Let's just call ourselves: The Friends of Walt.  The Camerados y Cameradas.

Whoever you are, I fear you are walking the walk of dreams….
Your true soul and body appear before me….
Who ever you are, now I place my hand upon you that you be my poem,
I whisper with my lips close to your ear, 
I have loved many women and men, but I love none better than you.
I will leave all and come and make the hymns of you,
None has understood you, but I understand you,
None has done justice to you, you have not done justice to yourself.
None but has found you imperfect, I only find no imperfection in you
None but would subordinate you, I am only he who will never consent to subordinate you.
I am he who places over you, no master, owner, better, God, beyond what waits intrinsically in yourself. 
I give nothing to any one except I give the like carefully to you.  
I sing the songs of glory of none, not God, sooner than I sing the songs of the glory of you.
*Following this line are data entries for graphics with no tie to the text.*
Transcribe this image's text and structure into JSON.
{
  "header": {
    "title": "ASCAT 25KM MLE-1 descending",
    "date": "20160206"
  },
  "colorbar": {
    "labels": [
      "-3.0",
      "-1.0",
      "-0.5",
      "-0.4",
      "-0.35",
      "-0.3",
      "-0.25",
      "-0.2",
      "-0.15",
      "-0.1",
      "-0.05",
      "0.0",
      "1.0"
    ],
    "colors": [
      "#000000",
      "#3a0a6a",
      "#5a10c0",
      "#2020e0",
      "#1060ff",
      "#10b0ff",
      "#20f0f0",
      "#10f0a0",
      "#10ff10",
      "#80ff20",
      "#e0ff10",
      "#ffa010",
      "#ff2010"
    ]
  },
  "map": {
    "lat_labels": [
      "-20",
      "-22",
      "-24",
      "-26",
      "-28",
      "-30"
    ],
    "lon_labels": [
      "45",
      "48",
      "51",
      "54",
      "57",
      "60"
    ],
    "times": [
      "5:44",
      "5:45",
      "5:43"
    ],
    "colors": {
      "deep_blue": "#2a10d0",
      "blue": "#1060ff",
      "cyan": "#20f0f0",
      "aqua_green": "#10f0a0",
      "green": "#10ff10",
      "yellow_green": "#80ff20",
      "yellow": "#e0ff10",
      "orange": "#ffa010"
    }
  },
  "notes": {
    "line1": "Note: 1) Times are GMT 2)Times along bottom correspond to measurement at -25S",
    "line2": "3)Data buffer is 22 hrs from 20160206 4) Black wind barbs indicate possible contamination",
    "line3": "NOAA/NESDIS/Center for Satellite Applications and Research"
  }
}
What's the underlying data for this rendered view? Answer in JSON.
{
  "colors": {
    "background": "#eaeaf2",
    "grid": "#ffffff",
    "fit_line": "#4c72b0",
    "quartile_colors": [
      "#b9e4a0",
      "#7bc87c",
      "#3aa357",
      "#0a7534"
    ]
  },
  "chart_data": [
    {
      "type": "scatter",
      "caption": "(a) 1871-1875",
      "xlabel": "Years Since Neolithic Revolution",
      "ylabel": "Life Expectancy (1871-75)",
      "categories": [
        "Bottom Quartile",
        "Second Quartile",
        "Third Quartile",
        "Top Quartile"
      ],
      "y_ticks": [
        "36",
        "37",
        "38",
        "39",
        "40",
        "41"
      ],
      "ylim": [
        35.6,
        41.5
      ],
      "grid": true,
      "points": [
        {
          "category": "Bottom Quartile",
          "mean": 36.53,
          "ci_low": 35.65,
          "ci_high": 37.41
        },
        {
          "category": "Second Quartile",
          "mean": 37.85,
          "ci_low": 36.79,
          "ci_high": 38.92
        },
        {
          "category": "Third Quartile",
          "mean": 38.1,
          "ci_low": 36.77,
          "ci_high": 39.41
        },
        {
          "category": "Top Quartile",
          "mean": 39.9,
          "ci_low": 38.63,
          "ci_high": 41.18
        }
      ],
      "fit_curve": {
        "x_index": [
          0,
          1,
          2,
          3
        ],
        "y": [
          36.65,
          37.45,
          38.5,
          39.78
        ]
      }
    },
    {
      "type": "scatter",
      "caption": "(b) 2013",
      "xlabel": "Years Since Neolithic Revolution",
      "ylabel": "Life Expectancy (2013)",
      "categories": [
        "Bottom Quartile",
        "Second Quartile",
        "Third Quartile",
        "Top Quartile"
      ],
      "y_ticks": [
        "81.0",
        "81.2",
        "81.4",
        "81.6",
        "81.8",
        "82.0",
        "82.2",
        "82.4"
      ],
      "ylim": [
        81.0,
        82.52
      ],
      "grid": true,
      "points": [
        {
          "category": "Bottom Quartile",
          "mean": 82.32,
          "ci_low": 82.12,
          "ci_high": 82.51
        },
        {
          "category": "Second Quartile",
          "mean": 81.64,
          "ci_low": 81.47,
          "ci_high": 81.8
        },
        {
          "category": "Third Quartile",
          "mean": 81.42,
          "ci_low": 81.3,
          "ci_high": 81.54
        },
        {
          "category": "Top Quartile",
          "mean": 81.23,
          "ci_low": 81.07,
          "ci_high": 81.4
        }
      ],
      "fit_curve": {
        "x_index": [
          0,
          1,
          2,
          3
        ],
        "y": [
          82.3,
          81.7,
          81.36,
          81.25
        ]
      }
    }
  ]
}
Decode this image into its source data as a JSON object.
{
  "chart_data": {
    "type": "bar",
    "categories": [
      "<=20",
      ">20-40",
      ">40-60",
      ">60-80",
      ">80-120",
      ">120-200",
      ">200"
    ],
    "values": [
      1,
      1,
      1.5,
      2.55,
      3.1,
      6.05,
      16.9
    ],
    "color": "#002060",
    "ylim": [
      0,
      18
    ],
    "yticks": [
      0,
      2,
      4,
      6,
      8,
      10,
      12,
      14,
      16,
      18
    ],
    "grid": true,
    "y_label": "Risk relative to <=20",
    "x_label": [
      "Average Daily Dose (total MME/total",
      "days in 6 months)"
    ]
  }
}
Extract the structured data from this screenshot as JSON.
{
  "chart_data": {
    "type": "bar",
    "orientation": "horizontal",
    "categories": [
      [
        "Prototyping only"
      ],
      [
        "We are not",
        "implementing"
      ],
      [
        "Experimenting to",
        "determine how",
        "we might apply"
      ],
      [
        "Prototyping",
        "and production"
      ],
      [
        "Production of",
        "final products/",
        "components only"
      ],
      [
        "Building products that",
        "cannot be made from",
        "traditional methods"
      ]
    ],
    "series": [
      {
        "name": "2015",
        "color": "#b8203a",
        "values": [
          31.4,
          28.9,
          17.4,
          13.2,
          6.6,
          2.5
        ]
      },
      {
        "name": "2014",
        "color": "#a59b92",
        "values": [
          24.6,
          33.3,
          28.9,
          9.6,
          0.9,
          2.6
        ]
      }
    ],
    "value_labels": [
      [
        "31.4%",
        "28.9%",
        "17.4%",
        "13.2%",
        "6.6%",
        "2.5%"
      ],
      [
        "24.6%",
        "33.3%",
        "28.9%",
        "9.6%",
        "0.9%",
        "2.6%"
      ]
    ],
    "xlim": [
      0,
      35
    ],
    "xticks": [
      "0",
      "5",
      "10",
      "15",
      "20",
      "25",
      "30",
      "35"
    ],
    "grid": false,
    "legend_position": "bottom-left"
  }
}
Whoever you are! Claim your own at any hazard!  

Set aside your scholarly quibbles about his literary merit.  And I am sure that one can find a retrograde line somewhere, some element of condescension, some phrase now understood to be insulting.  But, is there anyone in our national history who better embodies the wild expansiveness of the spirit that is our aspiration.  Name another who would look more at ease in bright yellow tee-shirt -- who would get without explanation 'standing on the side of love.' 

Such spirit comes from the depths. 

A sight in camp in the daybreak gray and dim,
As from my tent I emerge so early sleepless,
As slow I walk in the cool fresh air the path near by the hospital tent,
Three forms I see on stretchers lying, brought out there untended lying,
Over each the blanket spread, ample brownish woolen blanket,
Gray and heavy blanket, folding, covering all.
Curious I halt and silent stand,
Then with light fingers I from the face of the nearest the first
just lift the blanket;
Who are you elderly man so gaunt and grim, with well-gray'd hair,
and flesh all sunken about the eyes?
Who are you my dear comrade?
Then to the second I step--and who are you my child and darling?
Who are you sweet boy with cheeks yet blooming?
Then to the third--a face nor child nor old, very calm, as of
beautiful yellow-white ivory;
Young man I think I know you--I think this face is the face of the
Christ himself,
Dead and divine and brother of all, and here again he lies.